Take this exchange today over tenure at another scripted propaganda regurgitation "town hall":

0:14: First thing is that I think we have to have some form of tenure. Because we don't want folks to be fired for political purposes, retaliatory purposes... Teachers should not have to worry about what they say in a classroom and that they'll be fired because the principal doesn't believe in their political point of view  or because they've disagreed with the principal. I think that we have to have protections there for that.

Has he been reading this blog? Because that is exactly the point of tenure, and it is in this way that tenure protects both teachers and students.

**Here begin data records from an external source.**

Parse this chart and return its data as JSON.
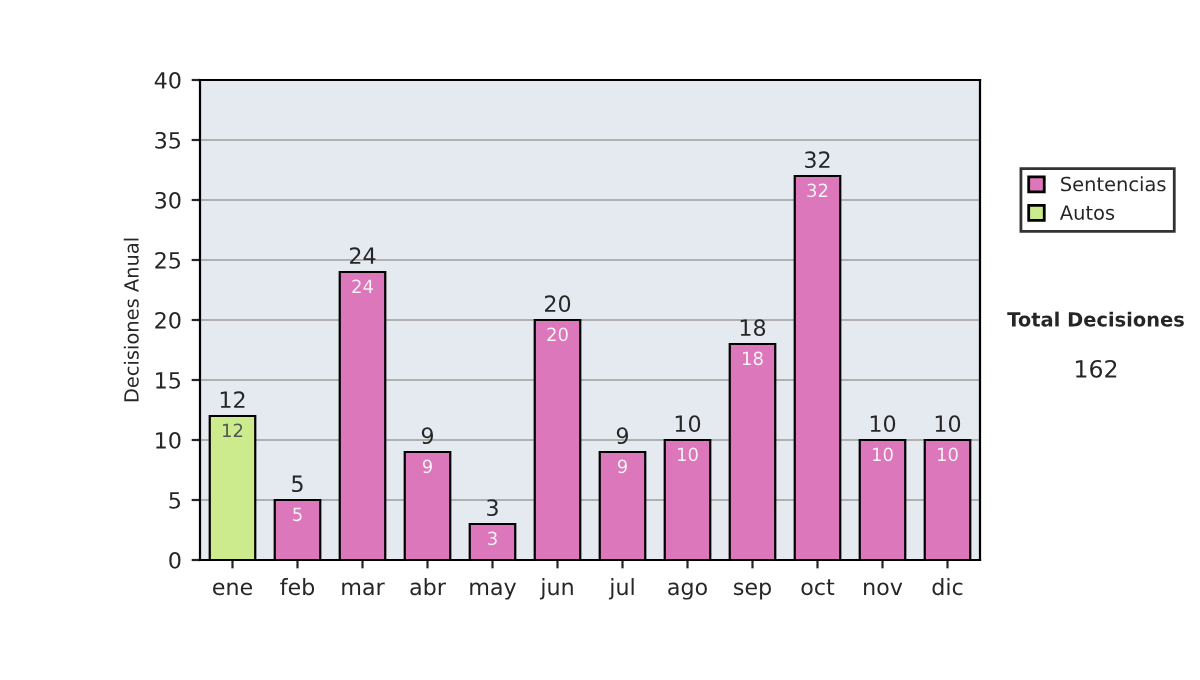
{
  "chart_data": {
    "type": "bar",
    "ylabel": "Decisiones Anual",
    "categories": [
      "ene",
      "feb",
      "mar",
      "abr",
      "may",
      "jun",
      "jul",
      "ago",
      "sep",
      "oct",
      "nov",
      "dic"
    ],
    "series": [
      {
        "name": "Sentencias",
        "color": "#dd77bb",
        "values": [
          null,
          5,
          24,
          9,
          3,
          20,
          9,
          10,
          18,
          32,
          10,
          10
        ]
      },
      {
        "name": "Autos",
        "color": "#cceb8c",
        "values": [
          12,
          null,
          null,
          null,
          null,
          null,
          null,
          null,
          null,
          null,
          null,
          null
        ]
      }
    ],
    "stacked": true,
    "data_labels": true,
    "totals": [
      "12",
      "5",
      "24",
      "9",
      "3",
      "20",
      "9",
      "10",
      "18",
      "32",
      "10",
      "10"
    ],
    "ylim": [
      0,
      40
    ],
    "yticks": [
      0,
      5,
      10,
      15,
      20,
      25,
      30,
      35,
      40
    ],
    "grid": "y",
    "legend": "right",
    "annotations": [
      "Total Decisiones",
      "162"
    ]
  }
}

The problem is that Christie's draft bill allows for exactly this type of interference, as it allows for no appeal to an authority outside of the school district where the teacher is employed. Any principal who has the backing of his superintendent can pretty much give any rating he wants to his staff (and that's not even taking into account how he can use class lists to fix the VAM ratings of a teacher). That rating can be issued in May, the teacher will lose her tenure, and it's good-bye for next year.

At no point can the teacher turn to an outside authority and make the case that she is being screwed. Take that away, and you take away the heart of tenure. It is simply incoherent for Christie to say he is for some form of tenure when he is also for teacher dismissals without an impartial hearing.

This bill is a recipe for cronyism and political abuse. It will create a wave of lawsuits so large it will overwhelm the courts, which was the problem "tenure reform" was supposed to address in the first place. And not only will it chase away good teachers who dare to speak on on behalf of themselves, their colleagues, their political beliefs, or (most importantly) their students; it will give a perfect excuse for those teachers who should be removed for bad teaching! Principals who are making sincere efforts to remove bad teachers will be branded as political thugs - who will be able to say that they aren't? Certainly not an impartial third party.

Yes, there are bad teachers - every teacher knows it. We want a system that will remove them. But we are not going to willingly give up our rights for a half-baked scheme cooked up by an unqualified panel that has the potential to actually protect bad teachers while harming those of us who cherish and exercise our constitutional rights.

When you become a teacher, we will tell you which "rights" you have, comrade!